Seattle Times printed an Amtrak worker's contention on 29 November 2001 that more trains are essential for America's future.
"Now more than ever, our country needs more (not fewer) local and long-distance trains. Trains can reduce air pollution and auto-traffic congestion, and they can reduce our nation's dependence on foreign oil. We pay a tremendous price for our strong dependence on automobiles, and trains offer a workable option for reducing that dependency.
"When it comes to government financial support for public transportation, Congress seems to use a double standard - one for airline and motor-vehicle transportation, and an altogether different standard for rail-passenger travel."
A New York Times editorial pitching for rebuilding that city in the months after 9/11 devastation at the World Trade Center, to compete globally with rising challengers in Europe and Asia as the foremost finance and culture capital included this primary infrastructure objective ...
"We are already pitifuly behind cities like London, Tokyo, Shanghai and Paris, which have each spent heavily on ultramodern subways and high-speed trains that will support and enrich those cities for decades to come.
"Even in times of economic prosperity, New York City cannot pay for new mass-transit systems by itself, any more than London or Paris could have paid for theirs alone, or cities in the Sun Belt could have built their own Interstate highways."

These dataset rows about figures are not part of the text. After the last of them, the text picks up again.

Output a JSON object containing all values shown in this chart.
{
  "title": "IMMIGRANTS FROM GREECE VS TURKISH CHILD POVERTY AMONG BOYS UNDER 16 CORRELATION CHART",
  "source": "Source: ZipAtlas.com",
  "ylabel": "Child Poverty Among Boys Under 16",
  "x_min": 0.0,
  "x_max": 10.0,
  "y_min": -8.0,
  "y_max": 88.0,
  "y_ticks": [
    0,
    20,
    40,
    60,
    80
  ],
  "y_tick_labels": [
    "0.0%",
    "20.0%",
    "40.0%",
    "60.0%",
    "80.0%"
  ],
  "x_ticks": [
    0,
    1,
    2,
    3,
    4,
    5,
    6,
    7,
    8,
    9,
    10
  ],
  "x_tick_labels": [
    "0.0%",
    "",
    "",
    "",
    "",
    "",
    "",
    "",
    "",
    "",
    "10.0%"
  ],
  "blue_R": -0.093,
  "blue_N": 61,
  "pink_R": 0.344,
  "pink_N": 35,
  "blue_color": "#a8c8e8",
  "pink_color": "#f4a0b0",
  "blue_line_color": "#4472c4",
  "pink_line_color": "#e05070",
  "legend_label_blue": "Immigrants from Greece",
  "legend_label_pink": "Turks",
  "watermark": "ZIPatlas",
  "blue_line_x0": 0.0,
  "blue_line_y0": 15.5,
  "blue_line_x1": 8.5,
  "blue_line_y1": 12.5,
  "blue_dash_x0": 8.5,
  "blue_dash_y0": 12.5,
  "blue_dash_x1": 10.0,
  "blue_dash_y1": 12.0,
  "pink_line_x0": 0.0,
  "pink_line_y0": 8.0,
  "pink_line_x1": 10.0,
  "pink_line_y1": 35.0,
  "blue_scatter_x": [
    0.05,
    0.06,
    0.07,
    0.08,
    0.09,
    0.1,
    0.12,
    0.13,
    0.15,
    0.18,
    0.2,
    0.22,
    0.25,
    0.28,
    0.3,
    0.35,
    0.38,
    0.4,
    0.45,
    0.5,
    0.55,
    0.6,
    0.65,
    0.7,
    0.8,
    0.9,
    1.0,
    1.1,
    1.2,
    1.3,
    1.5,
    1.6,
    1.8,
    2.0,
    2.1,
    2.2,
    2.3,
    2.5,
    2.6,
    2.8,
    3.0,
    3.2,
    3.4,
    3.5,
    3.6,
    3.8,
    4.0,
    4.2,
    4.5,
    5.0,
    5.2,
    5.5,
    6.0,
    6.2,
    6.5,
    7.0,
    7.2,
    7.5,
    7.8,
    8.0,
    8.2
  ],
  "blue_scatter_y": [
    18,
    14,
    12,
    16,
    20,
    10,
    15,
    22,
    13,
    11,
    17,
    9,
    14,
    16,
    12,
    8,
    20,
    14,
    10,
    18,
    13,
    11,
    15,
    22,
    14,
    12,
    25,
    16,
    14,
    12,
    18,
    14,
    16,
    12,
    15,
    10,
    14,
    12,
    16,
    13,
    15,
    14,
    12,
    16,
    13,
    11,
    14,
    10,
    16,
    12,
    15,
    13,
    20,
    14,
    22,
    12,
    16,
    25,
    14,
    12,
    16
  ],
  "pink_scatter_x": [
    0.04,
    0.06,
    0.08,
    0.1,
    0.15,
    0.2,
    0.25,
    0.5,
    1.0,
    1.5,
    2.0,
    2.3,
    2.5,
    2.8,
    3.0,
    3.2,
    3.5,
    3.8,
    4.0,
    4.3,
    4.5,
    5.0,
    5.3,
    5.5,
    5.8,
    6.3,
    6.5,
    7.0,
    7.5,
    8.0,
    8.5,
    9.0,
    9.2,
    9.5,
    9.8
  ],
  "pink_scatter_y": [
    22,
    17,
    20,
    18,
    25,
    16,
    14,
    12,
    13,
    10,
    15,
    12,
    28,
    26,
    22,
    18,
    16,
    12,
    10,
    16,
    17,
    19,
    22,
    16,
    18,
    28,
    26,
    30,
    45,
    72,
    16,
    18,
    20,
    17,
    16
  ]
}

-- from New York Times, 11 November 2001, exactly two months after World Trade Center collapse
Andy Rooney minute from CBS "60 Minutes," 30 Sep 2001
"The United States is way behind in train travel as anyone knows who's been to Europe or Japan. Trains everywhere are better, faster and more luxurious.
"There's no greater feeling of luxury and satisfaction than being whisked 500 miles closer to your destination while you sleep on a fast-moving train."
Pat Oliphant editorial cartoon from Washington Post, 24 Sept 2001
After following this link to Washington Post, click on the Oliphant link, then select in the new window from the pop up menu at bottom left. Choose Sept. 24.
After Congress hastily handed $15 billion to the ailing airline industry, Oliphant is among many wondering why passenger trains aren't eligible too.
Minneapolis Star Tribune editorial in Sunday editions, 30 Sep 2001
Minneapolis is a key air travel hub, home to Northwest Airlines, and a vibrant metropolis. Its leading newspaper chose its most widely circulated editions, on a Sunday morning, to proclaim support for greatly improving America's train travel choices, for funding Minnesota's share of MWRRS.
"The terrible events of Sept. 11 and their aftermath remind us of our fundamental reliance on mobility. Americans are a restless, curious people with deep attractions to family, culture, business and ideas that stretch far beyond parochial boundaries. We are not inclined to hunker down. Our freedom of movement is not just an economic necessity. It defines who we are."